On Sunday morning we might have had pancakes but I may be making this up because I can’t picture this process at all.  I wanted to go home and get into my own faded painter’s jeans.  I wanted to go home and remember who I was.  After breakfast we had the closing worship service.  I wanted to know who I was, in Christ.  But this was a new experience for me, participating in a small and personal worship service with peers, or presumed peers, rather than as an institutionalized child member of the men and boys choir.  After I graduated from high school and dropped out of the choir I stopped going to church.  It was many years later, not until my early thirties, that I asked Jesus into my heart.  Maybe this hard weekend did more to soften my heart than at the time I realized.  I know those years as an episcopalian defector from my own family’s much more protestant style churches were formative years for me, week after week practicing for over four hours with the choir and singing through mass every week and taking the eucharist every other week, and sitting through Cannon Carthy’s formal and lofty sermons.

Ah! But how could I forget that final chapter of my weekend church retreat. The guys had an enduring shaving cream battle the whole weekend through.  By Sunday morning every dude there at some point had been cornered and covered with shaving cream; everyone except for me.  Mistakenly, I did not think for a moment in my polyester dress shirt that I was at hazard to be a victim, obviously not very comfortable joking around with the guys and hopeful that I was immune.  But surely this was the best way after my strained weekend for the guys to let me know that I was indeed included, such sweet reconciliation.  Out of place, I still loved my shiny, cranberry, pink pin-striped shirt, and how could anyone douse me with shaving cream in my gray dress slacks?  In the last moments, after the service I was finally marked for attack.  I ran in panic to protect my clothing but ended up on the floor of a small mens room while they shot me with the foam, giving me the initiation I deserved and needed.

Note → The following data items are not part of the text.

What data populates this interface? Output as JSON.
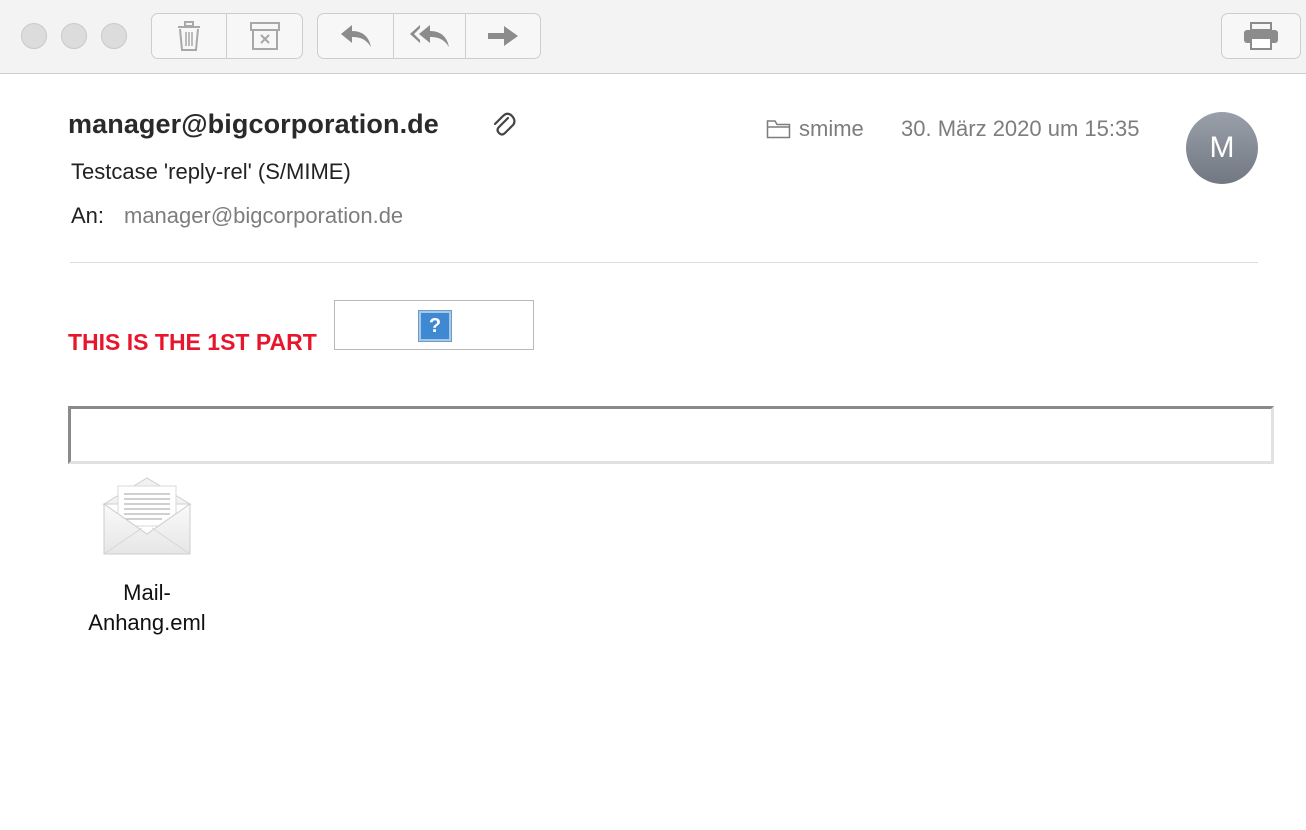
{
  "toolbar": {
    "delete_icon": "trash-icon",
    "junk_icon": "junk-icon",
    "reply_icon": "reply-icon",
    "reply_all_icon": "reply-all-icon",
    "forward_icon": "forward-icon",
    "print_icon": "printer-icon"
  },
  "header": {
    "sender": "manager@bigcorporation.de",
    "folder": "smime",
    "date": "30. März 2020 um 15:35",
    "avatar_initial": "M",
    "subject": "Testcase 'reply-rel' (S/MIME)",
    "to_label": "An:",
    "to_value": "manager@bigcorporation.de"
  },
  "body": {
    "part1_text": "THIS IS THE 1ST PART",
    "missing_image_glyph": "?",
    "attachment_name_line1": "Mail-",
    "attachment_name_line2": "Anhang.eml"
  },
  "colors": {
    "part1_text": "#e8162c",
    "muted_text": "#7d7d7d",
    "toolbar_bg": "#f3f3f3"
  }
}
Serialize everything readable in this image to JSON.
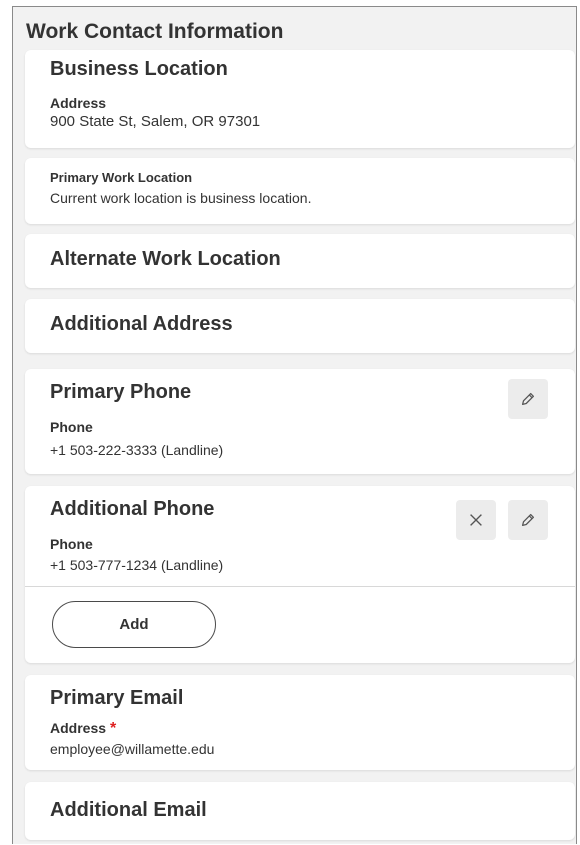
{
  "section_title": "Work Contact Information",
  "business_location": {
    "title": "Business Location",
    "label": "Address",
    "value": "900 State St, Salem, OR 97301"
  },
  "primary_work_location": {
    "label": "Primary Work Location",
    "value": "Current work location is business location."
  },
  "alternate_work_location": {
    "title": "Alternate Work Location"
  },
  "additional_address": {
    "title": "Additional Address"
  },
  "primary_phone": {
    "title": "Primary Phone",
    "label": "Phone",
    "number": "+1 503-222-3333",
    "type": "(Landline)",
    "edit_icon": "pencil-icon"
  },
  "additional_phone": {
    "title": "Additional Phone",
    "label": "Phone",
    "number": "+1 503-777-1234",
    "type": "(Landline)",
    "delete_icon": "close-icon",
    "edit_icon": "pencil-icon",
    "add_label": "Add"
  },
  "primary_email": {
    "title": "Primary Email",
    "label": "Address",
    "required_mark": "*",
    "value": "employee@willamette.edu"
  },
  "additional_email": {
    "title": "Additional Email"
  },
  "colors": {
    "background": "#f2f2f2",
    "card": "#ffffff",
    "text": "#333333",
    "required": "#de1f1f",
    "icon_button": "#ececec"
  }
}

Dad arrived just as I emerged from the bathroom.  He came into the church to find me.  I remember thinking he had his own estrangements, picking up his son at an uppity Westfield parish of the Episcopal church to which his son had solely defected.  It was all my parents could do to come once a year to see me singing in the choir while they confronted the kneeling and the juggling of the service program and the prayer book and the hymnal filled with hymns they never sang before.  I was really, really glad to see Dad, even though I felt inept at explaining my strange weekend to him.